Bacteria: Energy Source of the Future
With the price of oil skyrocketing and the world facing a serious energy crisis, alternative sources of energy are in high demand. In the wake of the global warming issue, renewable energy is even a more desirable power source. Microbial fuel cells use bacteria to generate electricity and clean wastewater at the same time. Although microbial fuel cells did not receive much attention because the amount of energy they generate is too low to be of use, improvements over the years make this potential energy source a valuable research topic in the field of biotechnology.

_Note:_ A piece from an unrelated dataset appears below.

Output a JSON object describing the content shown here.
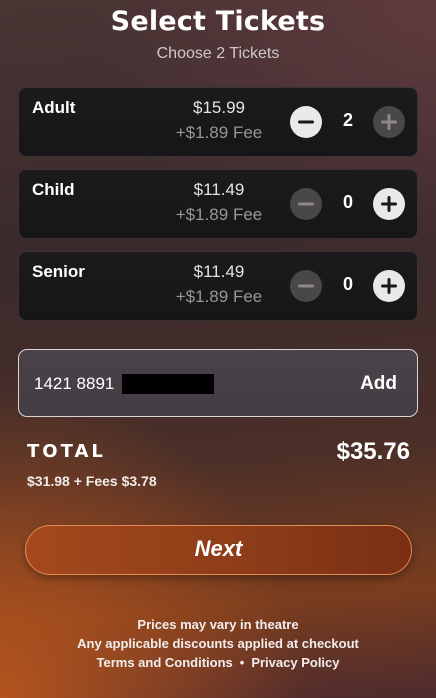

What is a Microbial Fuel Cell (MFC)?
Microbial fuel cells, or biological fuel cells, use bacteria to convert chemical energy in biodegradable materials such as wastewater pollutants into electricity. The bacteria consume the pollutants, releasing electrons which flow through a circuit and generate electricity. In this process of power generation, pollutants are broken down, and clean water is produced.
How does it work?
A MFC follows the basic principle of a fuel cell. It consists of battery-like terminals: an anode and a cathode electrode. An external circuit connects the two electrodes, and an electrolyte solution helps conduct electricity. The anode and cathode are separated by a proton or cation exchange membrane. There is a difference in voltage between the two electrodes. And when electrons flow through the circuit, electric power is generated.
In a MFC, bacteria live at the anode and convert organic substrates in wastewater into CO2, protons and electrons. Under aerobic conditions, oxygen or nitrate act as terminal electron receptors to produce water. However, oxygen is not available in a MFC, so the bacteria need an insoluble receptor like the anode. The electrons are transferred by membrane-associated components, electron shuttles, or nano-wires and then flow through the external circuit to the cathode, generating electricity. The protons flow across the proton exchange membrane to reach the cathode. At the cathode, oxygen is reduced as the electron receptor to produce water.
Rabaey, K., and W. Verstraete. (2005) Microbial fuel cells: novel biotechnology for energy generation. Trends in Biotechnology 23: 291-298
Different Types of MFCs
- Research Type MFCs – used to study specific microbial processes or new materials used. It is easy to construct but not suitable or long-term operation. The electrochemical design is not optimal for maximum energy output.
- Continuous MFCs – designed for long-term MFC operation. Substrates (glucose, sucrose, acetate, wastewater) are continuously fed into the MFC to generate electricity. It can be used to study the microbial community or the electrochemical parameters. It is designed to generate high energy output.
Applications of MFCs
- serve as a portable energy system that can also generate reusable water for developing countries or remote areas
- save energy and thus operation cost when incorporated into water and wastewater treatment facilities (5% of the electricity in the U.S. is used to water pumps or treatment plants).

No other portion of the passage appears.